Peut-être devons-nous réfléchir un peu plus en profondeur à la raison pour laquelle nous organisons ces événements en premier lieu. Brockman dit à The Verge qu’il y a plus que du jeu. « La raison pour laquelle nous faisons Dota n’est pas pour pouvoir résoudre Dota », dit-il. « Nous en sommes là parce que nous pensons pouvoir développer la technologie de l’IA qui peut alimenter le monde dans les décennies à venir. »
Cette affirmation ambitieuse est vraie. Déjà, l’infrastructure de formation utilisée pour enseigner l’OpenAI Five — un système appelé Rapid — est tournée vers d’autres projets. OpenAI l’a utilisé pour apprendre aux mains de robots à manipuler des objets avec de nouveaux niveaux de dextérité semblable à celle d’un humain, par exemple. Comme toujours avec l’IA, il y a des limites, et Rapid n’est pas un algorithme à tout faire. Mais le principe général est le suivant: le travail nécessaire pour atteindre des objectifs même arbitraires (comme battre des humains dans un jeu vidéo) contribue à stimuler tout le domaine de l’IA.
Et cela aide également ceux qui sont mis au défi par les machines. L’une des parties les plus fascinantes de l’histoire d’AlphaGo était que bien que le champion humain Lee Sedol ait été battu par un système d’IA, lui et le reste de la communauté Go en ont également tiré des leçons. Le style de jeu d’AlphaGo a bouleversé des siècles de sagesse acceptée. Ses mouvements sont encore à l’étude, et Lee a enchaîné les victoires après son match contre la machine.
La même chose commence déjà à se produire dans le monde de Dota 2: les joueurs étudient le jeu d’OpenAI Five pour découvrir de nouvelles tactiques et mouvements.
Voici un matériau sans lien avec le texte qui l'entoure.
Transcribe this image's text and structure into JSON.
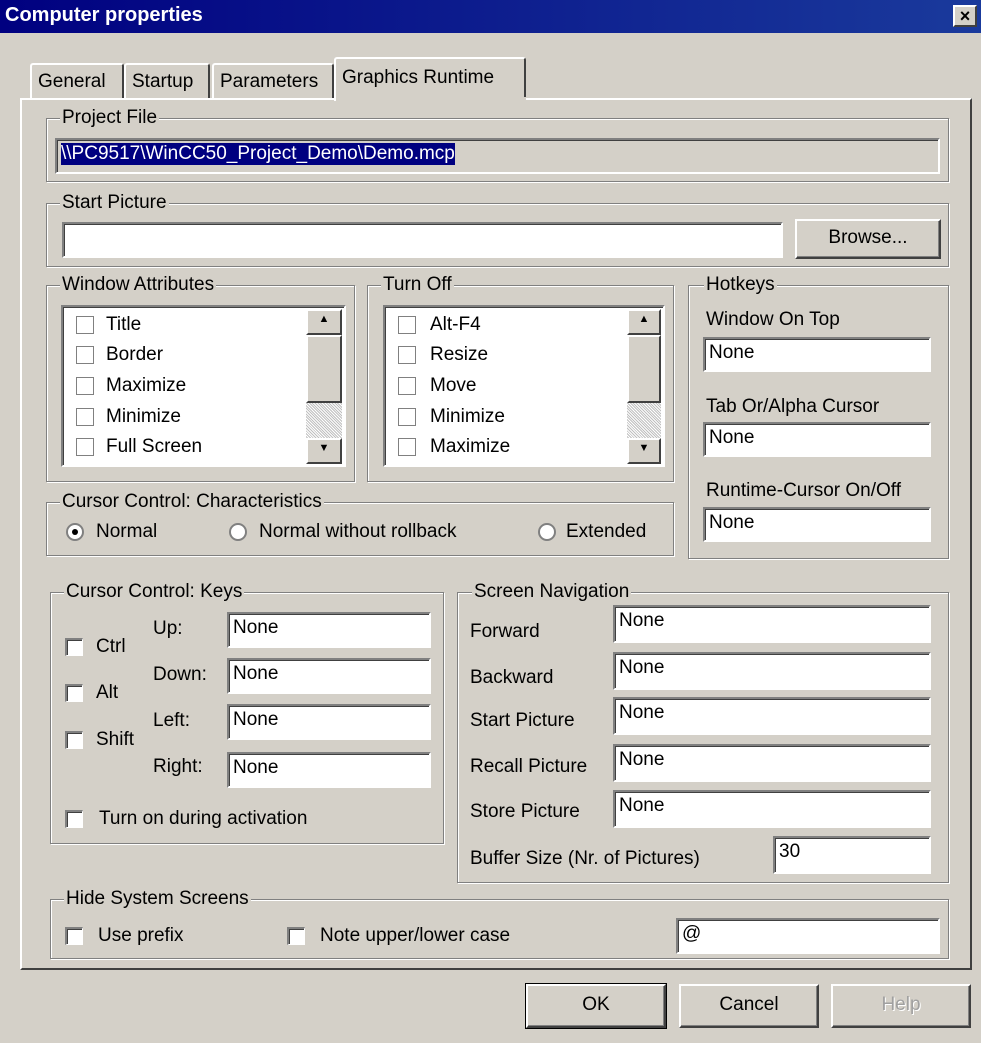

Au moins un mécanisme de jeu encore inconnu, qui permet aux joueurs de recharger rapidement une certaine arme en restant hors de portée de l’ennemi, a été découvert par les robots et transmis aux humains. Comme le dit Merity, chercheur en IA: « Je veux littéralement m’asseoir et regarder ces matchs afin de pouvoir apprendre de nouvelles stratégies. Les gens regardent ce genre de choses et disent: « C’est quelque chose que nous devons tirer dans le jeu. » »
Ce phénomène d’apprentissage de l’IA à l’homme ne fera probablement que devenir plus courant à l’avenir. D’une manière étrange, cela ressemble presque à un acte de bienveillance. Comme si, dans une démonstration de grâce humaine, les robots nous donnaient un cadeau d’adieu alors qu’ils dépassaient nos capacités. Ce n’est pas vrai, bien sûr; l’IA n’est qu’une autre méthode que les humains ont inventée pour nous enseigner. Mais c’est pour ça qu’on joue. C’est une expérience d’apprentissage — pour nous et pour les machines.